A former impact investor, he helps oversee the Tuck Social Venture Fund, which was backed by $100,000 donated by alumni and focuses on clean energy, healthcare, food, technology and education. CollegeBacker is its third investment, following one in Education Modified, to support children’s learning, and another in Brightfield Transportation Solutions, a network of charging stations for electric cars.
“Funds are a laboratory for student learning: what is impact investing, what are the different tools and the biggest challenges for implementation,” he says.
He points to a recent study by JPMorgan Private Bank highlighting the shift of wealth into the hands of millennials over the coming decade, and how sustainability is an investment priority for them. “The next generation is disproportionately looking to align with positive social environmental outcomes. That’s a significant shift from 10-15 years ago.”
Helena Hong, a recent graduate of the UCLA Anderson School of Management, is typical of the trend Mr McKinley describes. She participated in one of five teams helping run the Anderson Venture Impact Partners fund, established in 2017 with $500,000 donated by an alumnus.
She previously worked in what she describes as “conventional for-profit investing” for a foundation’s endowment but decided to take an MBA and refocus on impact investing, with a particular interest in climate change. “There are incredible ways to leverage finance and support issues that need the capital,” she says. “It seems fitting to use my background for something more socially oriented.”
Ms Kasanoff says one of the greatest debates students at Tuck had was around the definition of impact they were seeking. “That’s one of the most challenging conversations.
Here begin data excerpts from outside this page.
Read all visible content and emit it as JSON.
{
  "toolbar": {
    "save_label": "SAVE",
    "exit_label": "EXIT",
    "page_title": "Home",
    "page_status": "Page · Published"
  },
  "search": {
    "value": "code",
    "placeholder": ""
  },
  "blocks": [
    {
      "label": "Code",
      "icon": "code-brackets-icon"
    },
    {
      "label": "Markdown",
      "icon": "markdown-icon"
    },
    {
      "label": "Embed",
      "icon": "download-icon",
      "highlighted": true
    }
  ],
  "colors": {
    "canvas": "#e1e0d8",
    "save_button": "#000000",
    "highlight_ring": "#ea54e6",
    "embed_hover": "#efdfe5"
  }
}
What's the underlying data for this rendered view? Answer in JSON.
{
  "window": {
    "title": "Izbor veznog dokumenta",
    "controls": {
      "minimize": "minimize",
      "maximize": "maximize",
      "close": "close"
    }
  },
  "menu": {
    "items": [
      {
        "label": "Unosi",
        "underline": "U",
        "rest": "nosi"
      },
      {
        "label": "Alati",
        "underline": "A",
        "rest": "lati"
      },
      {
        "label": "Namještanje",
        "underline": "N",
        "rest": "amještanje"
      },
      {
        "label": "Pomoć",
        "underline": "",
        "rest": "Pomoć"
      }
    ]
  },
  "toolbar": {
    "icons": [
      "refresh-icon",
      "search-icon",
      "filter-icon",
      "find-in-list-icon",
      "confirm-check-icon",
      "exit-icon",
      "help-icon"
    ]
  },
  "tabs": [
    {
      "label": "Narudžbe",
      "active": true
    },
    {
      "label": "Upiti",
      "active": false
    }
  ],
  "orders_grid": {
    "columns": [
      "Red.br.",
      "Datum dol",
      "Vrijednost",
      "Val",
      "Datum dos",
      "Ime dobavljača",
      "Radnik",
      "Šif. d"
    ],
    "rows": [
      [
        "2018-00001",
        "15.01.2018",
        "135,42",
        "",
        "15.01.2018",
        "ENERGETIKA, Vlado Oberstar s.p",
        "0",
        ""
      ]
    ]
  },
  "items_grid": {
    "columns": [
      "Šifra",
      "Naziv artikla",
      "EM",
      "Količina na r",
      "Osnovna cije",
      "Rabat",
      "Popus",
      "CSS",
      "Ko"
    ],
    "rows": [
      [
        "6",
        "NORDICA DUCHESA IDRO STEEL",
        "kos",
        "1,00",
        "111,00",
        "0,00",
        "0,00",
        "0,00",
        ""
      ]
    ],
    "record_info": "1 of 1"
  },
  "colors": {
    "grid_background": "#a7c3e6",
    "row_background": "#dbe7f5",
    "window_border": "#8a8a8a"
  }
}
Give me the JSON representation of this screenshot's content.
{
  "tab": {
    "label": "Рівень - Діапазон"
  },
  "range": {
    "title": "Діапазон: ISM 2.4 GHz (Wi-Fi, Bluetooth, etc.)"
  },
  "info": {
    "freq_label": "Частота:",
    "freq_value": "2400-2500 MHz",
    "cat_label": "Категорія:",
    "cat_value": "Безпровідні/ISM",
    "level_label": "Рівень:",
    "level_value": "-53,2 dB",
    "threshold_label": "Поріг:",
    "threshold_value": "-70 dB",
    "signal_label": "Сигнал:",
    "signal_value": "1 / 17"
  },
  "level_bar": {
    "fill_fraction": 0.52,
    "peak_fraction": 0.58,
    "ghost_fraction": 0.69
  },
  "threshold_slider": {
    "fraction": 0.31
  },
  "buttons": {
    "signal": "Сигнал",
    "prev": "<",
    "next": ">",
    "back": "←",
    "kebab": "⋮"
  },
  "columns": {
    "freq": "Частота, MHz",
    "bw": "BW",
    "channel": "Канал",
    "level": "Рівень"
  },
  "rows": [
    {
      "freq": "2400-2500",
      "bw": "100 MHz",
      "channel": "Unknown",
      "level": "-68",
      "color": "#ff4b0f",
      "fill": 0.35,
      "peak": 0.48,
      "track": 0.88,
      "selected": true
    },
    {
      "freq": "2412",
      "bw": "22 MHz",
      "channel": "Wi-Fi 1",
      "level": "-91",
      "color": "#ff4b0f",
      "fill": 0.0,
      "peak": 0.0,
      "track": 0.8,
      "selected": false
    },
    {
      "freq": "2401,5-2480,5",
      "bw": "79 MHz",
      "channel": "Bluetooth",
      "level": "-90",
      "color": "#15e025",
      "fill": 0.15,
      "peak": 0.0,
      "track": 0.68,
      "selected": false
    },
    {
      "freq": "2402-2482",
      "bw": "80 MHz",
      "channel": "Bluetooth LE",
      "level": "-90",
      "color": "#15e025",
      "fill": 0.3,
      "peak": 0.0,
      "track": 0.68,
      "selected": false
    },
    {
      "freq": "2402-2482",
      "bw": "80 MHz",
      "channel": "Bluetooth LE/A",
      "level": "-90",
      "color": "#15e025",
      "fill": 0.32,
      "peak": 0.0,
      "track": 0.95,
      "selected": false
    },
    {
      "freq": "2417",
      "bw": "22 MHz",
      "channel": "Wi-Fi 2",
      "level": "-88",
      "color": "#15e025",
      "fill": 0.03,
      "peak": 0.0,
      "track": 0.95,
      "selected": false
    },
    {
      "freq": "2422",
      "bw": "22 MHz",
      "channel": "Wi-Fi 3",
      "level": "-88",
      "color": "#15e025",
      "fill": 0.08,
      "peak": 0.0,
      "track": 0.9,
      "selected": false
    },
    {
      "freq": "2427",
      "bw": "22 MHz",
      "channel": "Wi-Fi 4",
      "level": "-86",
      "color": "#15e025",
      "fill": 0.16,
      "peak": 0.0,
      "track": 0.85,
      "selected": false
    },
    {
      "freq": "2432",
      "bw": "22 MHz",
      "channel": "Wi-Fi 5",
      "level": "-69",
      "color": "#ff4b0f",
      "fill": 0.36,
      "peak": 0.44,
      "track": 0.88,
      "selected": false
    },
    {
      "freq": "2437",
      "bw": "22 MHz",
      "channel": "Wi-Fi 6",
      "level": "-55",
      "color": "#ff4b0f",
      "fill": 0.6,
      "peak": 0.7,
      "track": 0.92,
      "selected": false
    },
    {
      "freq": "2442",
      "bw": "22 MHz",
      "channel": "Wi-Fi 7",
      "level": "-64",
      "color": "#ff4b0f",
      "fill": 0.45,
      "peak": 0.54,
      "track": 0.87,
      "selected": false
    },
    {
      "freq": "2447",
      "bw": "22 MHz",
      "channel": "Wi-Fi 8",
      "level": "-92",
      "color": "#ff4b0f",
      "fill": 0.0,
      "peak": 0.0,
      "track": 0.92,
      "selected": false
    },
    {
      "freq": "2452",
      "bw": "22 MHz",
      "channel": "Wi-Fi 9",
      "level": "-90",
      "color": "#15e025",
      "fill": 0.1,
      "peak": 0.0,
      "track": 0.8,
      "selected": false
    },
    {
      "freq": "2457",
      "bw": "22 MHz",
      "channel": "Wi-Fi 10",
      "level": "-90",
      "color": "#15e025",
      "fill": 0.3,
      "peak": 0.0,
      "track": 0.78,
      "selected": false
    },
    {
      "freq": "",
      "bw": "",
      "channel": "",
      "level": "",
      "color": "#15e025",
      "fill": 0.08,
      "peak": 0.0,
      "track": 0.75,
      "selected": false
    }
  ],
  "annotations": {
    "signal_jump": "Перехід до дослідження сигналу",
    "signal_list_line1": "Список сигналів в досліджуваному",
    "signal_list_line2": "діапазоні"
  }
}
It can mean different things across different asset classes.”
Matthew Baer, freshly graduated from Tuck and who worked with other students from other universities’ student impact funds, says one concern he often observed was how to handle the fiduciary responsibilities of the fund. “We were lucky, we had administrative support and the ability to navigate the structures for investment,” he says.
It is too soon to tell whether MBA students will prove to be astute investors — these funds are new and some not even fully invested. But many like Ms Hong, who now carries out impact investing for a family foundation, say they have benefited from the experience. “It is just as important for student investors to learn when to say ‘no’ to an investment opportunity even when it’s compelling. A lot of times, even in a professional setting, you do all the diligence but you have to take a hard look and if you have some concerns or hesitations, you can always wait,” she says.
There also appears to be plenty of interest from companies, which gain not only funding but also insights from MBA students on specific projects and the chance to meet potential future recruits.
At CollegeBacker, Mr Lee says: “Having the university affiliation is always good given our product. It provides us with an opportunity to recruit on campus and we may use universities as a distribution channel.”